The jungle eased by, a solid exuberant mass of green, edged in parasol-topped palms. Taken in small sections it was a senseless tangle of vines, dead limbs out of which soared new limbs, fallen trees still standing half straight in the gloom, fresh perky foliage striving for the sun, masses of dun-colored leaves, ferns, and palm fronds sinking back into the pulpy floor of the forest. Taken in larger sections, you could see the calm, changeless form and structure of the jungle, the striated tiers defined by the varied species of trees, ferns, and
bushes, peaking in hundred-foot treetops where breezes made the branches frisky in the freedom of space and air and endless sunlight.
It was at once dull and full of endless variety. It tantalized with the partial transparency of its riveredge fringes and threatened with the impenetrable gloom a few yards in. It invited and repelled. Its scale was impossible to imagine. Hundreds of miles of the same stuff in every direction, an infinity of contradictions, a complete and separate living entity needing nothing save itself—discouraging all but the most cursory of explorations, keeping all its mysteries well hidden, safe in those endless sanctuaries.
And yet vulnerable—as the rape of the Brazilian Amazon is now showing us. An elephant being destroyed by a mouse. Easily decimated forever, leaving behind weak soils incapable of protracted cultivation. The “green hell” of white man’s legend or the last true earth lung? A graveyard for the uninitiated, rife with malaria, yellow fever, beriberi, dysentery, or a lost world in need of safekeeping? A humid, fetid hot pot of mosquitoes, chigoes, jejenes that turns even the best-sprayed white torso into an overnight battleground of whelts, bites, and festering sores, or a place of magic and mystery where the body can learn to develop unimagined immunities, find salve in its natural medicines, and discover the secrets of the stars from its potent hallucinogens.
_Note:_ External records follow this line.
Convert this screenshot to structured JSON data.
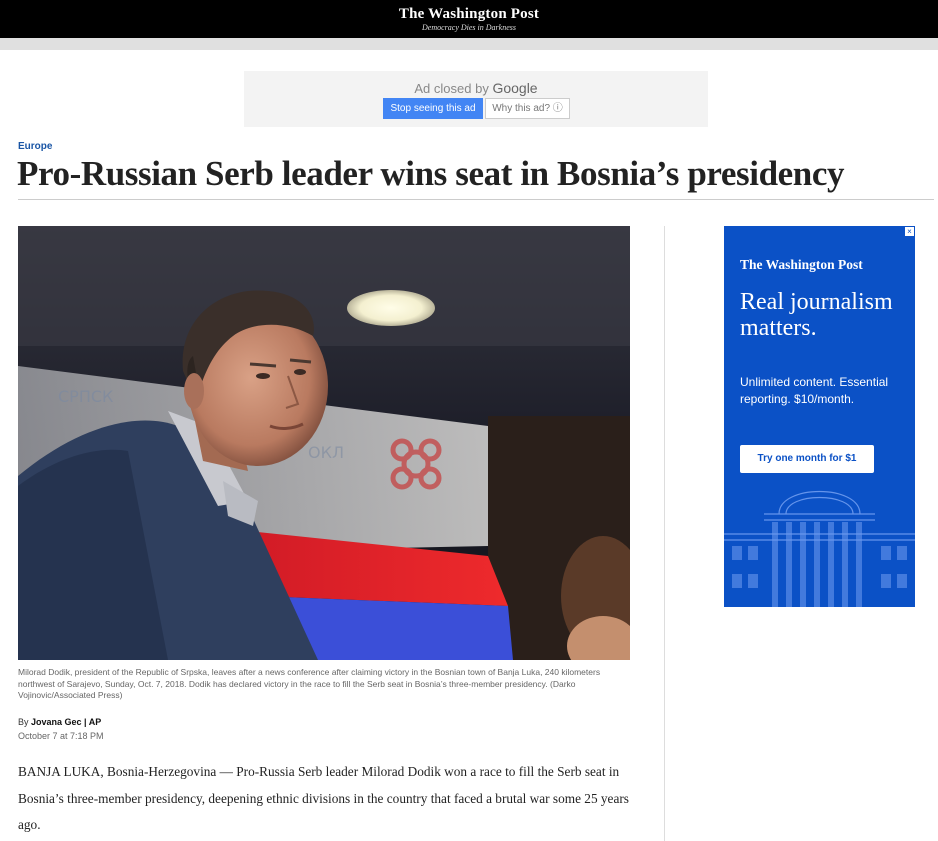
{
  "header": {
    "masthead": "The Washington Post",
    "tagline": "Democracy Dies in Darkness"
  },
  "top_ad": {
    "closed_text": "Ad closed by",
    "google_text": "Google",
    "stop_button": "Stop seeing this ad",
    "why_button": "Why this ad?",
    "why_icon": "info-icon"
  },
  "article": {
    "section": "Europe",
    "headline": "Pro-Russian Serb leader wins seat in Bosnia’s presidency",
    "caption": "Milorad Dodik, president of the Republic of Srpska, leaves after a news conference after claiming victory in the Bosnian town of Banja Luka, 240 kilometers northwest of Sarajevo, Sunday, Oct. 7, 2018. Dodik has declared victory in the race to fill the Serb seat in Bosnia’s three-member presidency. (Darko Vojinovic/Associated Press)",
    "byline_prefix": "By",
    "author": "Jovana Gec | AP",
    "date": "October 7 at 7:18 PM",
    "body": "BANJA LUKA, Bosnia-Herzegovina — Pro-Russia Serb leader Milorad Dodik won a race to fill the Serb seat in Bosnia’s three-member presidency, deepening ethnic divisions in the country that faced a brutal war some 25 years ago."
  },
  "side_ad": {
    "logo": "The Washington Post",
    "title": "Real journalism matters.",
    "subtitle": "Unlimited content. Essential reporting. $10/month.",
    "cta": "Try one month for $1",
    "close_label": "×"
  },
  "colors": {
    "kicker": "#1955a5",
    "ad_blue": "#0b51c6",
    "google_blue": "#4285f4"
  }
}
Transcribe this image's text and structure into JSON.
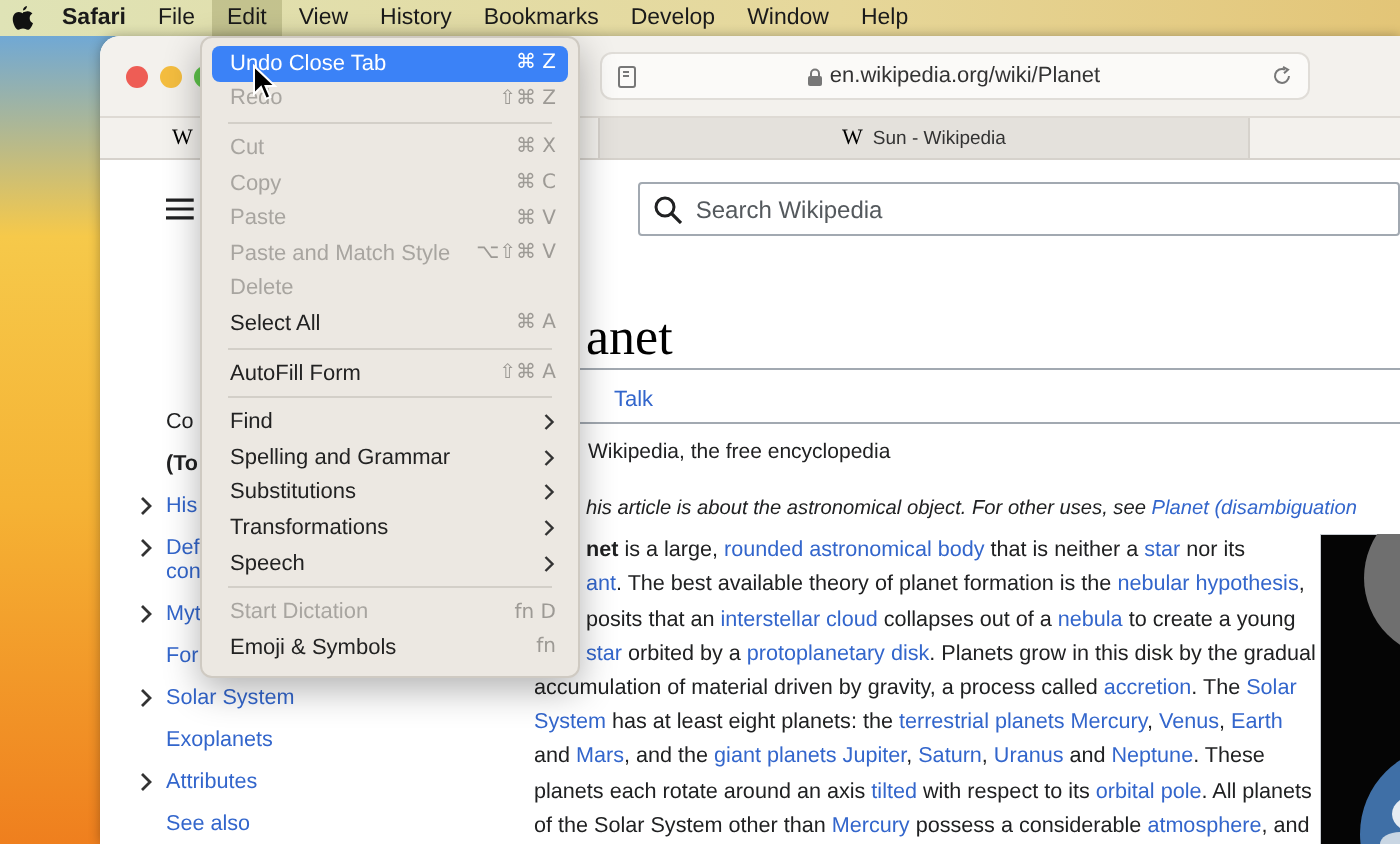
{
  "menu_bar": {
    "items": [
      {
        "label": "Safari",
        "kind": "app",
        "selected": false
      },
      {
        "label": "File",
        "kind": "menu",
        "selected": false
      },
      {
        "label": "Edit",
        "kind": "menu",
        "selected": true
      },
      {
        "label": "View",
        "kind": "menu",
        "selected": false
      },
      {
        "label": "History",
        "kind": "menu",
        "selected": false
      },
      {
        "label": "Bookmarks",
        "kind": "menu",
        "selected": false
      },
      {
        "label": "Develop",
        "kind": "menu",
        "selected": false
      },
      {
        "label": "Window",
        "kind": "menu",
        "selected": false
      },
      {
        "label": "Help",
        "kind": "menu",
        "selected": false
      }
    ]
  },
  "edit_menu": [
    {
      "kind": "item",
      "label": "Undo Close Tab",
      "shortcut": "⌘ Z",
      "selected": true,
      "disabled": false,
      "submenu": false
    },
    {
      "kind": "item",
      "label": "Redo",
      "shortcut": "⇧⌘ Z",
      "selected": false,
      "disabled": true,
      "submenu": false
    },
    {
      "kind": "separator"
    },
    {
      "kind": "item",
      "label": "Cut",
      "shortcut": "⌘ X",
      "selected": false,
      "disabled": true,
      "submenu": false
    },
    {
      "kind": "item",
      "label": "Copy",
      "shortcut": "⌘ C",
      "selected": false,
      "disabled": true,
      "submenu": false
    },
    {
      "kind": "item",
      "label": "Paste",
      "shortcut": "⌘ V",
      "selected": false,
      "disabled": true,
      "submenu": false
    },
    {
      "kind": "item",
      "label": "Paste and Match Style",
      "shortcut": "⌥⇧⌘ V",
      "selected": false,
      "disabled": true,
      "submenu": false
    },
    {
      "kind": "item",
      "label": "Delete",
      "selected": false,
      "disabled": true,
      "submenu": false
    },
    {
      "kind": "item",
      "label": "Select All",
      "shortcut": "⌘ A",
      "selected": false,
      "disabled": false,
      "submenu": false
    },
    {
      "kind": "separator"
    },
    {
      "kind": "item",
      "label": "AutoFill Form",
      "shortcut": "⇧⌘ A",
      "selected": false,
      "disabled": false,
      "submenu": false
    },
    {
      "kind": "separator"
    },
    {
      "kind": "item",
      "label": "Find",
      "selected": false,
      "disabled": false,
      "submenu": true
    },
    {
      "kind": "item",
      "label": "Spelling and Grammar",
      "selected": false,
      "disabled": false,
      "submenu": true
    },
    {
      "kind": "item",
      "label": "Substitutions",
      "selected": false,
      "disabled": false,
      "submenu": true
    },
    {
      "kind": "item",
      "label": "Transformations",
      "selected": false,
      "disabled": false,
      "submenu": true
    },
    {
      "kind": "item",
      "label": "Speech",
      "selected": false,
      "disabled": false,
      "submenu": true
    },
    {
      "kind": "separator"
    },
    {
      "kind": "item",
      "label": "Start Dictation",
      "shortcut": "fn D",
      "selected": false,
      "disabled": true,
      "submenu": false
    },
    {
      "kind": "item",
      "label": "Emoji & Symbols",
      "shortcut": "fn",
      "selected": false,
      "disabled": false,
      "submenu": false
    }
  ],
  "toolbar": {
    "url": "en.wikipedia.org/wiki/Planet"
  },
  "tabs": [
    {
      "favicon": "W",
      "selected": true
    },
    {
      "favicon": "W",
      "title": "Sun - Wikipedia",
      "selected": false
    }
  ],
  "search": {
    "placeholder": "Search Wikipedia"
  },
  "sidebar": [
    {
      "kind": "heading",
      "text": "Co",
      "expandable": false
    },
    {
      "kind": "top",
      "text": "(To",
      "expandable": false
    },
    {
      "kind": "link",
      "text": "His",
      "expandable": true
    },
    {
      "kind": "link",
      "text": "Def\ncon",
      "expandable": true
    },
    {
      "kind": "link",
      "text": "Myt",
      "expandable": true
    },
    {
      "kind": "link",
      "text": "For",
      "expandable": false
    },
    {
      "kind": "link",
      "text": "Solar System",
      "expandable": true
    },
    {
      "kind": "link",
      "text": "Exoplanets",
      "expandable": false
    },
    {
      "kind": "link",
      "text": "Attributes",
      "expandable": true
    },
    {
      "kind": "link",
      "text": "See also",
      "expandable": false
    }
  ],
  "article": {
    "title": {
      "text": "anet",
      "partial": true
    },
    "talk_tab": "Talk",
    "tagline": {
      "text": "Wikipedia, the free encyclopedia",
      "partial": true
    },
    "hatnote": {
      "partial": true,
      "segments": [
        {
          "kind": "text",
          "text": "his article is about the astronomical object. For other uses, see "
        },
        {
          "kind": "link",
          "text": "Planet (disambiguation"
        }
      ]
    },
    "lines": [
      {
        "partial": true,
        "segments": [
          {
            "kind": "text",
            "text": "**net** is a large, "
          },
          {
            "kind": "link",
            "text": "rounded astronomical body"
          },
          {
            "kind": "text",
            "text": " that is neither a "
          },
          {
            "kind": "link",
            "text": "star"
          },
          {
            "kind": "text",
            "text": " nor its"
          }
        ]
      },
      {
        "partial": true,
        "segments": [
          {
            "kind": "link",
            "text": "ant"
          },
          {
            "kind": "text",
            "text": ". The best available theory of planet formation is the "
          },
          {
            "kind": "link",
            "text": "nebular hypothesis"
          },
          {
            "kind": "text",
            "text": ","
          }
        ]
      },
      {
        "partial": true,
        "segments": [
          {
            "kind": "text",
            "text": "posits that an "
          },
          {
            "kind": "link",
            "text": "interstellar cloud"
          },
          {
            "kind": "text",
            "text": " collapses out of a "
          },
          {
            "kind": "link",
            "text": "nebula"
          },
          {
            "kind": "text",
            "text": " to create a young"
          }
        ]
      },
      {
        "partial": true,
        "segments": [
          {
            "kind": "link",
            "text": "star"
          },
          {
            "kind": "text",
            "text": " orbited by a "
          },
          {
            "kind": "link",
            "text": "protoplanetary disk"
          },
          {
            "kind": "text",
            "text": ". Planets grow in this disk by the gradual"
          }
        ]
      },
      {
        "segments": [
          {
            "kind": "text",
            "text": "accumulation of material driven by gravity, a process called "
          },
          {
            "kind": "link",
            "text": "accretion"
          },
          {
            "kind": "text",
            "text": ". The "
          },
          {
            "kind": "link",
            "text": "Solar"
          }
        ]
      },
      {
        "segments": [
          {
            "kind": "link",
            "text": "System"
          },
          {
            "kind": "text",
            "text": " has at least eight planets: the "
          },
          {
            "kind": "link",
            "text": "terrestrial planets"
          },
          {
            "kind": "link",
            "text": "Mercury",
            "gap": true
          },
          {
            "kind": "text",
            "text": ", "
          },
          {
            "kind": "link",
            "text": "Venus"
          },
          {
            "kind": "text",
            "text": ", "
          },
          {
            "kind": "link",
            "text": "Earth"
          }
        ]
      },
      {
        "segments": [
          {
            "kind": "text",
            "text": "and "
          },
          {
            "kind": "link",
            "text": "Mars"
          },
          {
            "kind": "text",
            "text": ", and the "
          },
          {
            "kind": "link",
            "text": "giant planets"
          },
          {
            "kind": "link",
            "text": "Jupiter",
            "gap": true
          },
          {
            "kind": "text",
            "text": ", "
          },
          {
            "kind": "link",
            "text": "Saturn"
          },
          {
            "kind": "text",
            "text": ", "
          },
          {
            "kind": "link",
            "text": "Uranus"
          },
          {
            "kind": "text",
            "text": " and "
          },
          {
            "kind": "link",
            "text": "Neptune"
          },
          {
            "kind": "text",
            "text": ". These"
          }
        ]
      },
      {
        "segments": [
          {
            "kind": "text",
            "text": "planets each rotate around an axis "
          },
          {
            "kind": "link",
            "text": "tilted"
          },
          {
            "kind": "text",
            "text": " with respect to its "
          },
          {
            "kind": "link",
            "text": "orbital pole"
          },
          {
            "kind": "text",
            "text": ". All planets"
          }
        ]
      },
      {
        "segments": [
          {
            "kind": "text",
            "text": "of the Solar System other than "
          },
          {
            "kind": "link",
            "text": "Mercury"
          },
          {
            "kind": "text",
            "text": " possess a considerable "
          },
          {
            "kind": "link",
            "text": "atmosphere"
          },
          {
            "kind": "text",
            "text": ", and"
          }
        ]
      }
    ]
  }
}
A place to end terribly in the whirligig flailings of a Cayman’s body, locked in locked jaws, being beaten to a pulp on river rocks as the alligator does its ritual somersaults of death in the muddy depths—or a place to touch the harmony of Gaia herself and sense the great slow rhythms of the earth, eternally beating, eternally steady, and, with our understanding and participation, eternally strong.
We wriggled on up the river, avoiding the stronger currents in the center, keeping to the calmer water near the bank. For such a small outboard motor, it seemed to be making a surprising amount of noise. Conversation was almost impossible. The sun was hammering in spite of the breeze made by our zigzagging movements; I found it hard to think, and my brain kept whirling off into half dream states.